Unless patients with IBS exhibit "alarming" symptoms, extra colonoscopies are not needed, as they are not at an increased risk for polyps, inflammatory bowel diseases, and/or cancer.
Patients with the typical symptoms of irritable bowel syndrome (IBS) are at no greater risk for polyps, inflammatory bowel diseases, or colon cancer, and additional colonoscopies are not needed for IBS patients unless they exhibit other “alarming” symptoms.
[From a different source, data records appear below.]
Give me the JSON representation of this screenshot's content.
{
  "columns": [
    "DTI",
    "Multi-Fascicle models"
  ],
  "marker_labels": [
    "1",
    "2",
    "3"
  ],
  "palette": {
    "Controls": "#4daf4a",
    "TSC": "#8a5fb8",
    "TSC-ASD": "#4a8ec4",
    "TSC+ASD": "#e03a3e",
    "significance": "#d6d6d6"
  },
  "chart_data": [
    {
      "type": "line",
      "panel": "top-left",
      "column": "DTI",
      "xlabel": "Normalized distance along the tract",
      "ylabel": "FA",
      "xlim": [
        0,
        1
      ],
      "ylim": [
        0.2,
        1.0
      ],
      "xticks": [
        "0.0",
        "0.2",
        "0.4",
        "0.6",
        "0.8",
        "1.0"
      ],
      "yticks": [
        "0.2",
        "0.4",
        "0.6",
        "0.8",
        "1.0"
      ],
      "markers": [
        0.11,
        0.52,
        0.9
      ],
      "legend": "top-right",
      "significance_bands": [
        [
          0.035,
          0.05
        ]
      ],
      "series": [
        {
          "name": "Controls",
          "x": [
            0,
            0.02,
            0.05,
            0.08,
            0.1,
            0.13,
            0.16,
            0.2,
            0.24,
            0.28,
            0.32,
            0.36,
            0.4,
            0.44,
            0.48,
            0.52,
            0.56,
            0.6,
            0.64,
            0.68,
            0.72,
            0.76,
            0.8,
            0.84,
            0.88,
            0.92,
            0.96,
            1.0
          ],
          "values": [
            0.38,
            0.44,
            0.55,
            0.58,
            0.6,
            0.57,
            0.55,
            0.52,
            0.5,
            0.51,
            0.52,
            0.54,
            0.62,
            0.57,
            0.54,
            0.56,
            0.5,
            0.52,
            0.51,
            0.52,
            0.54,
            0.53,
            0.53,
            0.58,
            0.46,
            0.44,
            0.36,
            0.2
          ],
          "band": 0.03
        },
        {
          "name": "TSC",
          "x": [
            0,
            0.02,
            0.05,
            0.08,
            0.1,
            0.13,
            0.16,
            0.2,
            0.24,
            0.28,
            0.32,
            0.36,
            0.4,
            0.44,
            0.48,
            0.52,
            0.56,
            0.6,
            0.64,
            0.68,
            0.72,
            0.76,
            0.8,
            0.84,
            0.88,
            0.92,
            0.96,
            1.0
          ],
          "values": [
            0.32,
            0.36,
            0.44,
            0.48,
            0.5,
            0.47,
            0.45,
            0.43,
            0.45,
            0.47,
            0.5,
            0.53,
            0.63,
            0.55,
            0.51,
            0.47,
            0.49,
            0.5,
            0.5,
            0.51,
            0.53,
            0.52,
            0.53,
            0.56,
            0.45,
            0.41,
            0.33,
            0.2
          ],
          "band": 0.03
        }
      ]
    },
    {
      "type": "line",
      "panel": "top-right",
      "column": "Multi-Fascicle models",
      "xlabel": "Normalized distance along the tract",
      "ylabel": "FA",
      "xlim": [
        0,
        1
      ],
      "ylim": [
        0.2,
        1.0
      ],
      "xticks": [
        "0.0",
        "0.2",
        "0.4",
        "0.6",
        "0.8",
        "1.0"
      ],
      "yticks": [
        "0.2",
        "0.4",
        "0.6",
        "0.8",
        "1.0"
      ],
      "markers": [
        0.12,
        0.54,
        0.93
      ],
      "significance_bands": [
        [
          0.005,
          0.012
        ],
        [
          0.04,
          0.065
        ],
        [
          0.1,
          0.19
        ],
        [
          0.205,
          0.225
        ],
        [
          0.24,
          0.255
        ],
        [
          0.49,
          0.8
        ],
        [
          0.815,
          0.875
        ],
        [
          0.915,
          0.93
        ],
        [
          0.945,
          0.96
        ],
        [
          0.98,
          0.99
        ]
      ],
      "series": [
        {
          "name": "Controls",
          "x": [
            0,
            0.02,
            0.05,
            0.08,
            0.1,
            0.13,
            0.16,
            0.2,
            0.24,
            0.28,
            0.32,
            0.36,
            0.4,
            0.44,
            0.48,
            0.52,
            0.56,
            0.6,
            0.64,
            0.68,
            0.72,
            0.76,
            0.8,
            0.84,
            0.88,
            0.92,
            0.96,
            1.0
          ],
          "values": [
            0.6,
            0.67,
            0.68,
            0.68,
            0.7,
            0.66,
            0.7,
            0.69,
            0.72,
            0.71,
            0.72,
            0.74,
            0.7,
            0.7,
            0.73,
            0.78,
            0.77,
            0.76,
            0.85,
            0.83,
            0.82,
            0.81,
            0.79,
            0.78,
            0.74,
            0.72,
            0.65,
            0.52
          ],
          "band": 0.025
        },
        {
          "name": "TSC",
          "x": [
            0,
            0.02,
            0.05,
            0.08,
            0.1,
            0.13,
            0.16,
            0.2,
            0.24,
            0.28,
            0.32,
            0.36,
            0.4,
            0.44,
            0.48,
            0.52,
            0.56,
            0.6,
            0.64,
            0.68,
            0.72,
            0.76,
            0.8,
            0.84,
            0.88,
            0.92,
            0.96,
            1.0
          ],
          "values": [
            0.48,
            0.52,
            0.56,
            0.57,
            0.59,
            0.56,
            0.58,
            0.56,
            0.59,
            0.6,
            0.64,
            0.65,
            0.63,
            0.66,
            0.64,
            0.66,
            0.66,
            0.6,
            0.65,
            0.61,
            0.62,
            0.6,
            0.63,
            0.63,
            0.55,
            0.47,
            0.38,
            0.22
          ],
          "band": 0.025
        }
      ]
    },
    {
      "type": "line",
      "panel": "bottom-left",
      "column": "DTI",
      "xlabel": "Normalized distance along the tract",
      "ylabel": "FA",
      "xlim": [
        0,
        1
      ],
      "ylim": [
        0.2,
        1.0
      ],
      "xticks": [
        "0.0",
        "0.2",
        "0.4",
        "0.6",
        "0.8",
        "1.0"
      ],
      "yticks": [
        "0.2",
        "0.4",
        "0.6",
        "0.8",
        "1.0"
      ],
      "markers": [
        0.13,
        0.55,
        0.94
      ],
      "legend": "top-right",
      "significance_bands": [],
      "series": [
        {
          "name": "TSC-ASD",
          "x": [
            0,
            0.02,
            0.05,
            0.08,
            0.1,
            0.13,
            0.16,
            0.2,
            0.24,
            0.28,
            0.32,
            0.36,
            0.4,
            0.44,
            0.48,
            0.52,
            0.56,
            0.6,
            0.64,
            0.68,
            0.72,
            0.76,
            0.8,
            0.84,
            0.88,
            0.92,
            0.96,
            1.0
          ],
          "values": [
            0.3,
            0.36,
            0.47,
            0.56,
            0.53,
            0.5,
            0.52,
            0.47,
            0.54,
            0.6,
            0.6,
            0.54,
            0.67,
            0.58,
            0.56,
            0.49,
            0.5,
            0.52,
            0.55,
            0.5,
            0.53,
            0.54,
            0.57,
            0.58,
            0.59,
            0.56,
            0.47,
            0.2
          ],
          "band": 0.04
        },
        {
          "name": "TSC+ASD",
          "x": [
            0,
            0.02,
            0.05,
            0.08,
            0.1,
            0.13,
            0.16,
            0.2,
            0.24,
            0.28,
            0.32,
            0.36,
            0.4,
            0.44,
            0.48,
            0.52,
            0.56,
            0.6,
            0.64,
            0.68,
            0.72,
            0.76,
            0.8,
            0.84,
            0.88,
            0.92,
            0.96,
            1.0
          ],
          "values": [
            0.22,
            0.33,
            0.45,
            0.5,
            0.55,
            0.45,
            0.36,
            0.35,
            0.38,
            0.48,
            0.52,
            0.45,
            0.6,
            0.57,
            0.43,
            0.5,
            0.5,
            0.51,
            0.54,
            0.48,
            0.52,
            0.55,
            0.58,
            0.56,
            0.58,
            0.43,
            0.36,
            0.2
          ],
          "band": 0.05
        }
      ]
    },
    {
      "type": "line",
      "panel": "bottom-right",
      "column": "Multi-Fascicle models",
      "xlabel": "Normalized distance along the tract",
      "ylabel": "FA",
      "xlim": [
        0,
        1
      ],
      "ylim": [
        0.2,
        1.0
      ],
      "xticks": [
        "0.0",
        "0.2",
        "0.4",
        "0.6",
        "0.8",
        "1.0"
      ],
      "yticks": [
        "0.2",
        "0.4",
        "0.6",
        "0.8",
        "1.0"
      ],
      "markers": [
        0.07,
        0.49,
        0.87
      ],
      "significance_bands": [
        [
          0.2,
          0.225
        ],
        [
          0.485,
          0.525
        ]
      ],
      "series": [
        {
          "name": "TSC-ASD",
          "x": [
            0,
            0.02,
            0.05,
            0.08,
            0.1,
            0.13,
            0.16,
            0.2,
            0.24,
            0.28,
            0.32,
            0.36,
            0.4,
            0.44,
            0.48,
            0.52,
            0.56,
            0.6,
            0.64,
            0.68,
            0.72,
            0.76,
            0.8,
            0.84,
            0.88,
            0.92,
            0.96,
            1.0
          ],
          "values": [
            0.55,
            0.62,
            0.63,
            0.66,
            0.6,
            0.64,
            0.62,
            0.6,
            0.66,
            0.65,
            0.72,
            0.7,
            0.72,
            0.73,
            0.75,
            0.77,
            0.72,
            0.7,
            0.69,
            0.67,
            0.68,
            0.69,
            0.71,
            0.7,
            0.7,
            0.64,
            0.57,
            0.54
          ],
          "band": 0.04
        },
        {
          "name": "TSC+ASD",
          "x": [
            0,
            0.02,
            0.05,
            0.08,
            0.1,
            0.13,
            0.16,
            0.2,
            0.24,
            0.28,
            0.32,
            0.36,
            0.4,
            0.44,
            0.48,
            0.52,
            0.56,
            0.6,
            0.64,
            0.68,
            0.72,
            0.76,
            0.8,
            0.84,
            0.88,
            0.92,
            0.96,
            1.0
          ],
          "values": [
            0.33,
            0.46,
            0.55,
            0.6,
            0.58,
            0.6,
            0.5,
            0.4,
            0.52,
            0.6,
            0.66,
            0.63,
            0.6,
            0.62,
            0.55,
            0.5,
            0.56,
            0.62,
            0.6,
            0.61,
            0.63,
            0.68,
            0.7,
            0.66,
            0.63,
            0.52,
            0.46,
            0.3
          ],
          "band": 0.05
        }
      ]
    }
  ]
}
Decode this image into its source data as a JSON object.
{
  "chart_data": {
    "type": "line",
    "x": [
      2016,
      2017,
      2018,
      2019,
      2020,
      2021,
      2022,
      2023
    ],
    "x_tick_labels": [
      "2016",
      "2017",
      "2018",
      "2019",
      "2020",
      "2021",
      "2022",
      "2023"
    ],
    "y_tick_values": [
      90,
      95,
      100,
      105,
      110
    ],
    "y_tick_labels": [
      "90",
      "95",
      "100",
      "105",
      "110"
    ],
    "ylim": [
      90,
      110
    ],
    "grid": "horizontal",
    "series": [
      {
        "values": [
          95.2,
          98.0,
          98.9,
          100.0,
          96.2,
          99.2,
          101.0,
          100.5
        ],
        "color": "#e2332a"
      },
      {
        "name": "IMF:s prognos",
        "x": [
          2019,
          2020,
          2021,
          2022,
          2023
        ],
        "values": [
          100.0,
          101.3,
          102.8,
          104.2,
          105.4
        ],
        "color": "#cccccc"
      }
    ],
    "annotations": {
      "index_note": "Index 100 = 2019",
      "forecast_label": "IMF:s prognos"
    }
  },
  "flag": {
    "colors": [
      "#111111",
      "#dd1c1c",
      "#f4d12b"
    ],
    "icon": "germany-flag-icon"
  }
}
University of Michigan (UM) researchers, led by William D. Chey, MD, professor of internal medicine at UM medical school, evaluated the results of colonoscopies done on patients with IBS. The research was done to determine if people with IBS need to undergo more colonoscopies than healthy individuals. According to the UM researchers, patients with IBS do not need to receive any more colonoscopies than healthy patients, because they are not at an increased risk for colon cancer, inflammatory bowel disease, or celiac disease. Additional colonoscopies should only be ordered for these patients if there is a family history of any of these diseases or if the patient is exhibiting more obvious symptoms, such as unexplained weight loss, anemia, and/or bleeding from the GI tract.
“This study should reassure doctors and patients that typical IBS symptoms are not indicators of a more serious disease,” said Chey, lead author of the study.
In an additional finding, the research also showed that a very small group of patients (2.5%) with IBS who are over the age of 35 are actually suffering from microscopic colitis, which can be misdiagnosed as IBS because the symptoms are similar. According to Chey, it is important to correctly diagnose this other condition, “because it is treated differently than IBS.”